My issue with dating, being married again, and relationships is me. I texted my closest friend yesterday and told her that even if I didn’t feel how I feel right now I honestly don’t know if there is a man that I would ever be able trust with my whole self. I think I have had this distrust or leeriness when it comes to men almost my entire life. I don’t believe it is only because of being molested so early in my childhood. I’m sure that’s a large part of it. But, I saw some crazy things in my parents marriage. My dad was one of the most loving, kind, funny, and generous men I knew. That is who I knew him to be as a dad.
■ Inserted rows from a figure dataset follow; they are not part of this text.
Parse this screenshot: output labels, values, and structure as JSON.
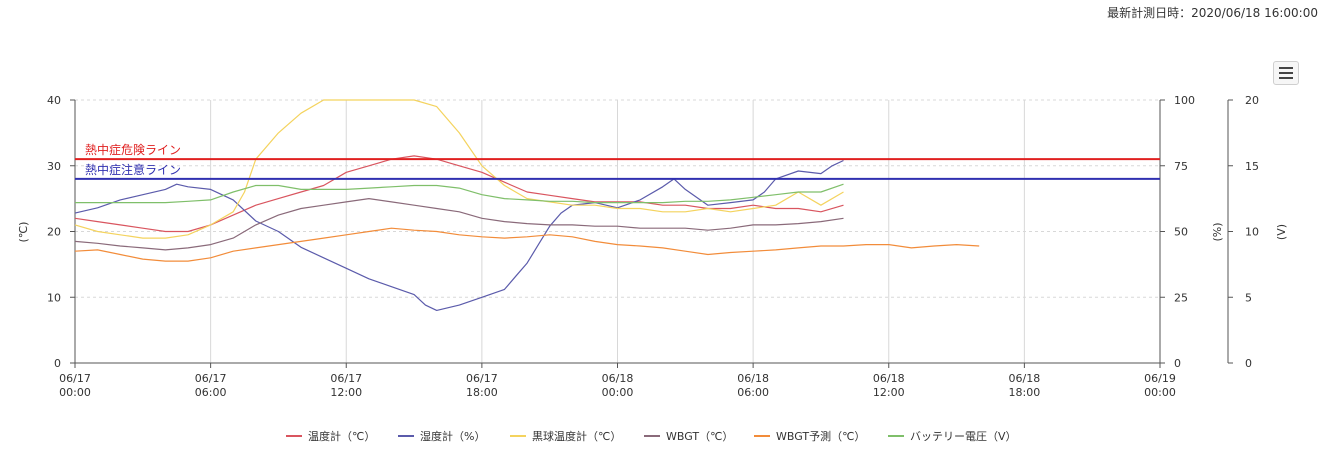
{
  "header": {
    "timestamp": "最新計測日時：2020/06/18 16:00:00"
  },
  "menu": {
    "icon": "hamburger-menu-icon"
  },
  "chart_data": {
    "type": "line",
    "x_ticks": [
      {
        "x": 0,
        "l1": "06/17",
        "l2": "00:00"
      },
      {
        "x": 6,
        "l1": "06/17",
        "l2": "06:00"
      },
      {
        "x": 12,
        "l1": "06/17",
        "l2": "12:00"
      },
      {
        "x": 18,
        "l1": "06/17",
        "l2": "18:00"
      },
      {
        "x": 24,
        "l1": "06/18",
        "l2": "00:00"
      },
      {
        "x": 30,
        "l1": "06/18",
        "l2": "06:00"
      },
      {
        "x": 36,
        "l1": "06/18",
        "l2": "12:00"
      },
      {
        "x": 42,
        "l1": "06/18",
        "l2": "18:00"
      },
      {
        "x": 48,
        "l1": "06/19",
        "l2": "00:00"
      }
    ],
    "xlim": [
      0,
      48
    ],
    "axes": {
      "temp": {
        "label": "(℃)",
        "ylim": [
          0,
          40
        ],
        "ticks": [
          "0",
          "10",
          "20",
          "30",
          "40"
        ]
      },
      "humidity": {
        "label": "(%)",
        "ylim": [
          0,
          100
        ],
        "ticks": [
          "0",
          "25",
          "50",
          "75",
          "100"
        ]
      },
      "voltage": {
        "label": "(V)",
        "ylim": [
          0,
          20
        ],
        "ticks": [
          "0",
          "5",
          "10",
          "15",
          "20"
        ]
      }
    },
    "reference_lines": [
      {
        "label": "熱中症危険ライン",
        "y": 31,
        "color": "#e02020"
      },
      {
        "label": "熱中症注意ライン",
        "y": 28,
        "color": "#3030b0"
      }
    ],
    "series": [
      {
        "name": "温度計（℃）",
        "axis": "temp",
        "color": "#d9555f",
        "points": [
          [
            0,
            22
          ],
          [
            1,
            21.5
          ],
          [
            2,
            21
          ],
          [
            3,
            20.5
          ],
          [
            4,
            20
          ],
          [
            5,
            20
          ],
          [
            6,
            21
          ],
          [
            7,
            22.5
          ],
          [
            8,
            24
          ],
          [
            9,
            25
          ],
          [
            10,
            26
          ],
          [
            11,
            27
          ],
          [
            12,
            29
          ],
          [
            13,
            30
          ],
          [
            14,
            31
          ],
          [
            15,
            31.5
          ],
          [
            16,
            31
          ],
          [
            17,
            30
          ],
          [
            18,
            29
          ],
          [
            19,
            27.5
          ],
          [
            20,
            26
          ],
          [
            21,
            25.5
          ],
          [
            22,
            25
          ],
          [
            23,
            24.5
          ],
          [
            24,
            24.5
          ],
          [
            25,
            24.5
          ],
          [
            26,
            24
          ],
          [
            27,
            24
          ],
          [
            28,
            23.5
          ],
          [
            29,
            23.5
          ],
          [
            30,
            24
          ],
          [
            31,
            23.5
          ],
          [
            32,
            23.5
          ],
          [
            33,
            23
          ],
          [
            34,
            24
          ]
        ]
      },
      {
        "name": "湿度計（%）",
        "axis": "humidity",
        "color": "#5b5bab",
        "points": [
          [
            0,
            57
          ],
          [
            1,
            59
          ],
          [
            2,
            62
          ],
          [
            3,
            64
          ],
          [
            4,
            66
          ],
          [
            4.5,
            68
          ],
          [
            5,
            67
          ],
          [
            6,
            66
          ],
          [
            7,
            62
          ],
          [
            8,
            54
          ],
          [
            9,
            50
          ],
          [
            10,
            44
          ],
          [
            11,
            40
          ],
          [
            12,
            36
          ],
          [
            13,
            32
          ],
          [
            14,
            29
          ],
          [
            15,
            26
          ],
          [
            15.5,
            22
          ],
          [
            16,
            20
          ],
          [
            17,
            22
          ],
          [
            18,
            25
          ],
          [
            19,
            28
          ],
          [
            19.5,
            33
          ],
          [
            20,
            38
          ],
          [
            20.5,
            45
          ],
          [
            21,
            52
          ],
          [
            21.5,
            57
          ],
          [
            22,
            60
          ],
          [
            23,
            61
          ],
          [
            24,
            59
          ],
          [
            25,
            62
          ],
          [
            26,
            67
          ],
          [
            26.5,
            70
          ],
          [
            27,
            66
          ],
          [
            28,
            60
          ],
          [
            29,
            61
          ],
          [
            30,
            62
          ],
          [
            30.5,
            65
          ],
          [
            31,
            70
          ],
          [
            32,
            73
          ],
          [
            33,
            72
          ],
          [
            33.5,
            75
          ],
          [
            34,
            77
          ]
        ]
      },
      {
        "name": "黒球温度計（℃）",
        "axis": "temp",
        "color": "#f4d35e",
        "points": [
          [
            0,
            21
          ],
          [
            1,
            20
          ],
          [
            2,
            19.5
          ],
          [
            3,
            19
          ],
          [
            4,
            19
          ],
          [
            5,
            19.5
          ],
          [
            6,
            21
          ],
          [
            7,
            23
          ],
          [
            7.5,
            26
          ],
          [
            8,
            31
          ],
          [
            9,
            35
          ],
          [
            10,
            38
          ],
          [
            11,
            40
          ],
          [
            12,
            41
          ],
          [
            13,
            42
          ],
          [
            14,
            43
          ],
          [
            15,
            41
          ],
          [
            16,
            39
          ],
          [
            17,
            35
          ],
          [
            18,
            30
          ],
          [
            19,
            27
          ],
          [
            20,
            25
          ],
          [
            21,
            24.5
          ],
          [
            22,
            24
          ],
          [
            23,
            24
          ],
          [
            24,
            23.5
          ],
          [
            25,
            23.5
          ],
          [
            26,
            23
          ],
          [
            27,
            23
          ],
          [
            28,
            23.5
          ],
          [
            29,
            23
          ],
          [
            30,
            23.5
          ],
          [
            31,
            24
          ],
          [
            32,
            26
          ],
          [
            33,
            24
          ],
          [
            34,
            26
          ]
        ]
      },
      {
        "name": "WBGT（℃）",
        "axis": "temp",
        "color": "#8a6a7a",
        "points": [
          [
            0,
            18.5
          ],
          [
            1,
            18.2
          ],
          [
            2,
            17.8
          ],
          [
            3,
            17.5
          ],
          [
            4,
            17.2
          ],
          [
            5,
            17.5
          ],
          [
            6,
            18
          ],
          [
            7,
            19
          ],
          [
            8,
            21
          ],
          [
            9,
            22.5
          ],
          [
            10,
            23.5
          ],
          [
            11,
            24
          ],
          [
            12,
            24.5
          ],
          [
            13,
            25
          ],
          [
            14,
            24.5
          ],
          [
            15,
            24
          ],
          [
            16,
            23.5
          ],
          [
            17,
            23
          ],
          [
            18,
            22
          ],
          [
            19,
            21.5
          ],
          [
            20,
            21.2
          ],
          [
            21,
            21
          ],
          [
            22,
            21
          ],
          [
            23,
            20.8
          ],
          [
            24,
            20.8
          ],
          [
            25,
            20.5
          ],
          [
            26,
            20.5
          ],
          [
            27,
            20.5
          ],
          [
            28,
            20.2
          ],
          [
            29,
            20.5
          ],
          [
            30,
            21
          ],
          [
            31,
            21
          ],
          [
            32,
            21.2
          ],
          [
            33,
            21.5
          ],
          [
            34,
            22
          ]
        ]
      },
      {
        "name": "WBGT予測（℃）",
        "axis": "temp",
        "color": "#f28c3a",
        "points": [
          [
            0,
            17
          ],
          [
            1,
            17.2
          ],
          [
            2,
            16.5
          ],
          [
            3,
            15.8
          ],
          [
            4,
            15.5
          ],
          [
            5,
            15.5
          ],
          [
            6,
            16
          ],
          [
            7,
            17
          ],
          [
            8,
            17.5
          ],
          [
            9,
            18
          ],
          [
            10,
            18.5
          ],
          [
            11,
            19
          ],
          [
            12,
            19.5
          ],
          [
            13,
            20
          ],
          [
            14,
            20.5
          ],
          [
            15,
            20.2
          ],
          [
            16,
            20
          ],
          [
            17,
            19.5
          ],
          [
            18,
            19.2
          ],
          [
            19,
            19
          ],
          [
            20,
            19.2
          ],
          [
            21,
            19.5
          ],
          [
            22,
            19.2
          ],
          [
            23,
            18.5
          ],
          [
            24,
            18
          ],
          [
            25,
            17.8
          ],
          [
            26,
            17.5
          ],
          [
            27,
            17
          ],
          [
            28,
            16.5
          ],
          [
            29,
            16.8
          ],
          [
            30,
            17
          ],
          [
            31,
            17.2
          ],
          [
            32,
            17.5
          ],
          [
            33,
            17.8
          ],
          [
            34,
            17.8
          ],
          [
            35,
            18
          ],
          [
            36,
            18
          ],
          [
            37,
            17.5
          ],
          [
            38,
            17.8
          ],
          [
            39,
            18
          ],
          [
            40,
            17.8
          ]
        ]
      },
      {
        "name": "バッテリー電圧（V）",
        "axis": "voltage",
        "color": "#7fbf6a",
        "points": [
          [
            0,
            12.2
          ],
          [
            1,
            12.2
          ],
          [
            2,
            12.2
          ],
          [
            3,
            12.2
          ],
          [
            4,
            12.2
          ],
          [
            5,
            12.3
          ],
          [
            6,
            12.4
          ],
          [
            7,
            13
          ],
          [
            8,
            13.5
          ],
          [
            9,
            13.5
          ],
          [
            10,
            13.2
          ],
          [
            11,
            13.2
          ],
          [
            12,
            13.2
          ],
          [
            13,
            13.3
          ],
          [
            14,
            13.4
          ],
          [
            15,
            13.5
          ],
          [
            16,
            13.5
          ],
          [
            17,
            13.3
          ],
          [
            18,
            12.8
          ],
          [
            19,
            12.5
          ],
          [
            20,
            12.4
          ],
          [
            21,
            12.3
          ],
          [
            22,
            12.3
          ],
          [
            23,
            12.2
          ],
          [
            24,
            12.2
          ],
          [
            25,
            12.2
          ],
          [
            26,
            12.2
          ],
          [
            27,
            12.3
          ],
          [
            28,
            12.3
          ],
          [
            29,
            12.4
          ],
          [
            30,
            12.6
          ],
          [
            31,
            12.8
          ],
          [
            32,
            13
          ],
          [
            33,
            13
          ],
          [
            34,
            13.6
          ]
        ]
      }
    ]
  }
}
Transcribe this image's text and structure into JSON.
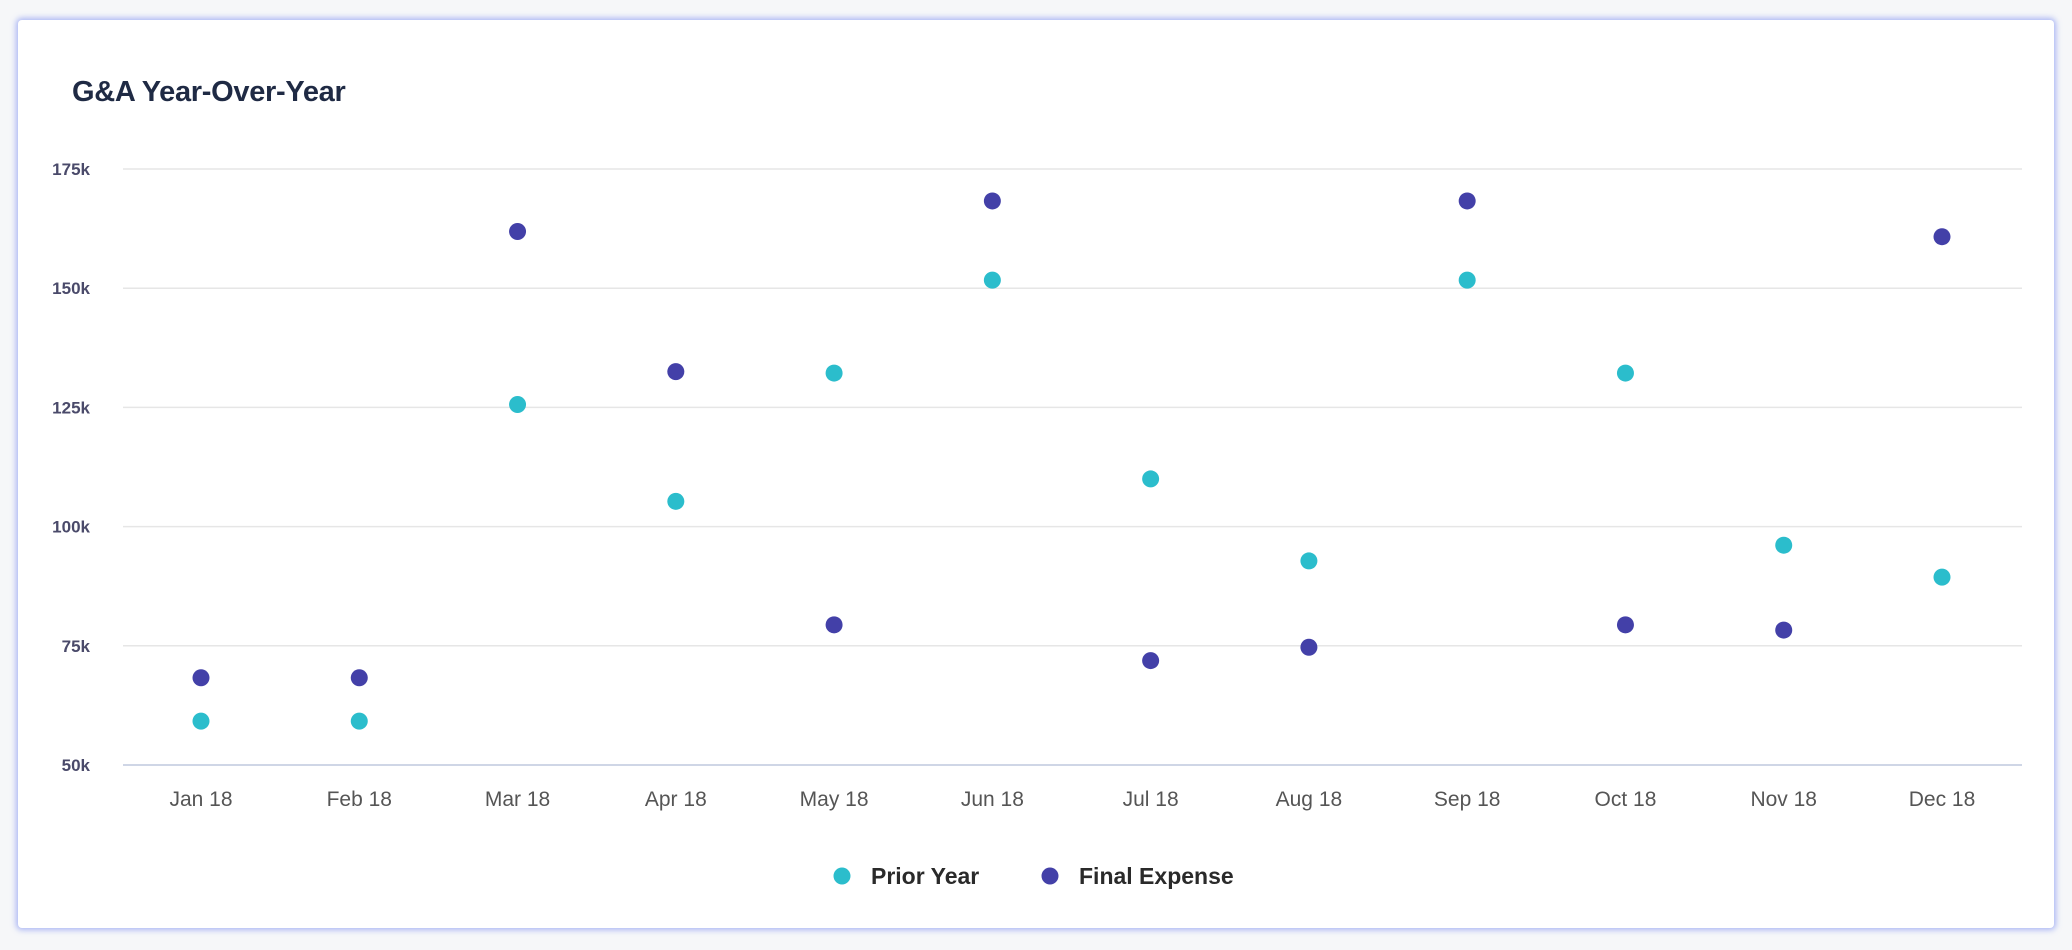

However, as a husband, he looked very different to me as did many of the men in my family. That helped me learn men were ok until you marry them. After that you better have your guard up at all times to protect yourself from imminent heartbreak. I mastered that skill and was still heartbroken in the end.
So, my trust issue doesn’t have anything to do with my former husbands. I went into those relationships not trusting them with my whole self. So they were already set up to fail. Anything that happened just confirmed that there is no man that I can trust with my whole self. My whole self being, the most intimate part of me. That part of me that only Jesus knows. The part of me that sees what other people don’t see, hears what other people don’t hear, and understands what other people don’t understand. The part of me that would be content to spend the rest of my life just praying for people, giving people hugs, and making people laugh out loud. The part of me that would rather cuddle up with someone I love and do nothing than dress up and go somewhere “fabulous.” The part of me that thinks stars can only be found in the sky and Jesus is the only “celebrity” worthy of all the praise we give people who are just really good at whatever it is they do. The part of me that looks at the world we live in with all of its craziness and still sees the beautiful, visual masterpiece God created, with its array of colors of people, the beauty of nature, and variety of animals… the part of me that makes me, me.
Between the stroke and cancer I have discovered life, with all of its complexities, is pretty simple and basic for me. My default facial expression is a smile. I would rather laugh or cry with you about our similarities instead of argue and debate about our differences so I try discover what those things are with whoever I meet. If I could wrap my arms around the whole world and give it a the biggest, warmest, most loving hug I would (I know it sounds kinda Miss America-speech-cheesy, but I really feel that way 😄). In many ways I am still discovering who “me” is. Most days I feel like an alien or an outsider looking into a really crazy place.
For today, I don’t see myself dating anytime soon. Just working on sleeping in my whole bed and pressing on to the other side of breast cancer is enough for now. But, I guess I will allow Jesus to help me tackle this trust issue so I don’t become one of those women who says, “I don’t need a man. All I need is Jesus.” While that is true, many women say that because they have given up hope that the right man they can trust with their whole selves will find them. When you say, “All I need is Jesus” in that way it is not making a bold profession of faith. It is making Jesus the consolation prize instead of having the man you really want. For me, Jesus is THE Prize so it goes without saying. Should I decide I want to be married again someday, having the right man find me would just be an extension of the gift Jesus already is to me all by Himself.